Despite these extreme technical challenges, Dr. Roterman is careful to point out that we still really know relatively little about deep sea environments, which suggests we should be very careful when disturbing them.
“There is no simple way to assess the reliance of a deep-sea species to environmental disturbance,” cautions Dr. Roterman. “On the surface we can more easily estimate how large populations are and also monitor how inbred these populations are by regularly examining the genetic diversity within and between these populations. We can study the ecological characteristics and biology of the species to develop a fairly well-informed picture of how well these animals may respond to climate change or habitat loss. With deep-sea animals, the priority at the moment is to visually survey more seafloor. To better assess the size and reliance of populations, we need to sample individuals to assess the levels of genetic diversity within and between populations. That takes time and effort. In the meantime, the precautionary approach should be the default setting when it comes to exploiting resources in the deep sea, whether it’s deep-sea trawling or mining.”
Another parallel with treasure hunting is the importance of protecting our shared undersea legacy—something that goes unappreciated too often.
“Just because deep-sea animals are out of sight, it doesn’t follow that they’re immune to environmental change—which includes human-induced environmental change. Who knows what might go extinct before we even know what’s there? I suppose there’s a moral dimension to argument of responsible stewardship of the oceans—but also a pragmatic one—as deep-sea diversity may be a biomedical treasure trove.”
Still, for Dr. Roterman and other fans of the natural world, there is no greater reward to be had than finding and studying creatures like the yeti crabs.

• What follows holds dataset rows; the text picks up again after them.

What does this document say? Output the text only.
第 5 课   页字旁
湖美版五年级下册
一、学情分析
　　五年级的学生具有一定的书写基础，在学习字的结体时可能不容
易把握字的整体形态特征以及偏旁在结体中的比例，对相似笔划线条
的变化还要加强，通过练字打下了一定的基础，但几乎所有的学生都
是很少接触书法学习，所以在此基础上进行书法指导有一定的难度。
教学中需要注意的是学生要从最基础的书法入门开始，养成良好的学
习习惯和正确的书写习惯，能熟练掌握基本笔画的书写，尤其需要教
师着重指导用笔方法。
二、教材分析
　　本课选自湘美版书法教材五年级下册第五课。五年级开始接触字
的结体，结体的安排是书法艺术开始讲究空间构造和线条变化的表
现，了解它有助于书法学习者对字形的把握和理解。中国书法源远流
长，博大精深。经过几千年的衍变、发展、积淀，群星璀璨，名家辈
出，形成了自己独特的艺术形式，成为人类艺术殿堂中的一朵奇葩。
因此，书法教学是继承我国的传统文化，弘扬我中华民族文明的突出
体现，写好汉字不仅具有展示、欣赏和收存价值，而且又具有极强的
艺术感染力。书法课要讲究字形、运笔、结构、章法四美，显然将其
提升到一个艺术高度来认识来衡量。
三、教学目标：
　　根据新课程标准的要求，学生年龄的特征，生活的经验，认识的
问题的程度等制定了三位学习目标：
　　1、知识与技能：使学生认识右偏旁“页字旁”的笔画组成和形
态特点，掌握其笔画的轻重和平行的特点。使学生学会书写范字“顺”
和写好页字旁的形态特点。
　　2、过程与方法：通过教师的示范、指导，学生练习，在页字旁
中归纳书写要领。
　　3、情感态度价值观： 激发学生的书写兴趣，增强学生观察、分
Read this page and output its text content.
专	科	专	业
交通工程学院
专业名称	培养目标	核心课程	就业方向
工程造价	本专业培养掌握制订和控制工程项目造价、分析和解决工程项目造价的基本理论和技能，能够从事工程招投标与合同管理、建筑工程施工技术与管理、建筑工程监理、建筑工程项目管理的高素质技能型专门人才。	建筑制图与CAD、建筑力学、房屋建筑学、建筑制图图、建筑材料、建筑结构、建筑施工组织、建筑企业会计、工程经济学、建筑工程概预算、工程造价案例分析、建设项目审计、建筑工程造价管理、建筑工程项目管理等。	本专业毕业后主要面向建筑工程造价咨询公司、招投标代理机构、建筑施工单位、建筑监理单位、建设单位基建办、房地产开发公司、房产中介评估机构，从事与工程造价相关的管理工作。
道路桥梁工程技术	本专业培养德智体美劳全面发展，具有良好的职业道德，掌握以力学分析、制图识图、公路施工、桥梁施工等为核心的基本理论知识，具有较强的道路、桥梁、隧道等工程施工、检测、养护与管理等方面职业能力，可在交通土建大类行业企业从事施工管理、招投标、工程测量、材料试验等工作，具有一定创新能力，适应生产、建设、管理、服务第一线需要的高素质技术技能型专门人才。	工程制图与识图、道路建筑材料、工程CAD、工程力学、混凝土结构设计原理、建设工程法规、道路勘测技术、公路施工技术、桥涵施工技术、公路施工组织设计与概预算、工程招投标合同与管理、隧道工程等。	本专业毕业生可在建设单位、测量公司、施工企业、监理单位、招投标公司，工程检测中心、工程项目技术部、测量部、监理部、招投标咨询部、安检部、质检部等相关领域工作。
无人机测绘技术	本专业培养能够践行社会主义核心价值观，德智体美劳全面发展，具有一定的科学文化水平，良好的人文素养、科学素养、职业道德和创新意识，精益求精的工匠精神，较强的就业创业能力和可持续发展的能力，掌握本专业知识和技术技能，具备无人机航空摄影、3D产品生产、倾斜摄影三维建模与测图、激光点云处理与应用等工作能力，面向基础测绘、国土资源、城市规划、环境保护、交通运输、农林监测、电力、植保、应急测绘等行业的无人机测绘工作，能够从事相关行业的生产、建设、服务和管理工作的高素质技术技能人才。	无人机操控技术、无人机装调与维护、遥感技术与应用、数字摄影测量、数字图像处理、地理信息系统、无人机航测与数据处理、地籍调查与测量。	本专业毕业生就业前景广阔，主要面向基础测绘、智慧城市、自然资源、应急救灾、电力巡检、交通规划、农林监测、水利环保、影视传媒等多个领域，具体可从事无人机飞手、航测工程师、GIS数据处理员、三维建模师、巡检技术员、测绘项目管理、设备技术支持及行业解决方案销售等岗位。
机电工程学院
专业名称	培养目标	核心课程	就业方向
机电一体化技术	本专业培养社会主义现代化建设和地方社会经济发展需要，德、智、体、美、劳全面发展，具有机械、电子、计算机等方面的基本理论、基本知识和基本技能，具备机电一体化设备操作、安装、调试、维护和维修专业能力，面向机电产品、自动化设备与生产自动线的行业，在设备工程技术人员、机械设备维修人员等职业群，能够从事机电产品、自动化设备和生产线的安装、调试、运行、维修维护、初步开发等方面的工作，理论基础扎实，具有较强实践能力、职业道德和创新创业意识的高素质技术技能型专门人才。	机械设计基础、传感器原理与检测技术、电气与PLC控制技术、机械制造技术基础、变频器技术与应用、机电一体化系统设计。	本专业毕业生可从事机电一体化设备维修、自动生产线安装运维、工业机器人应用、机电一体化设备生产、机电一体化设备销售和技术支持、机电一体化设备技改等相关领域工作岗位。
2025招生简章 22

“As a deep-sea evolutionary biologist, nothing ceases to amaze me with the ways that animals have adapted to life in the deep sea,” adds Dr. Roterman. “The yeti crabs are especially interesting because they do not appear to use their claws as crushing tools, but instead are covered in fine setae or ‘hairs’, which they use as a surface to cultivate the bacteria that get their energy from the hydrothermal fluid. They have specialized comb-like feeding appendages that they use to strain through the hairs to feed on the bacteria. They basically farm bacteria on their beards. The yeti crab closest to my heart is the ‘Hoff crab’—so named because the hairs are concentrated on the ‘chest’ or ventral surface—giving it a hairy-chested appearance, not unlike the Baywatch actor after whom it is nicknamed. These animals can be found so close to the hydrothermal fluid that they can actually be cooked alive, as I myself have witnessed.”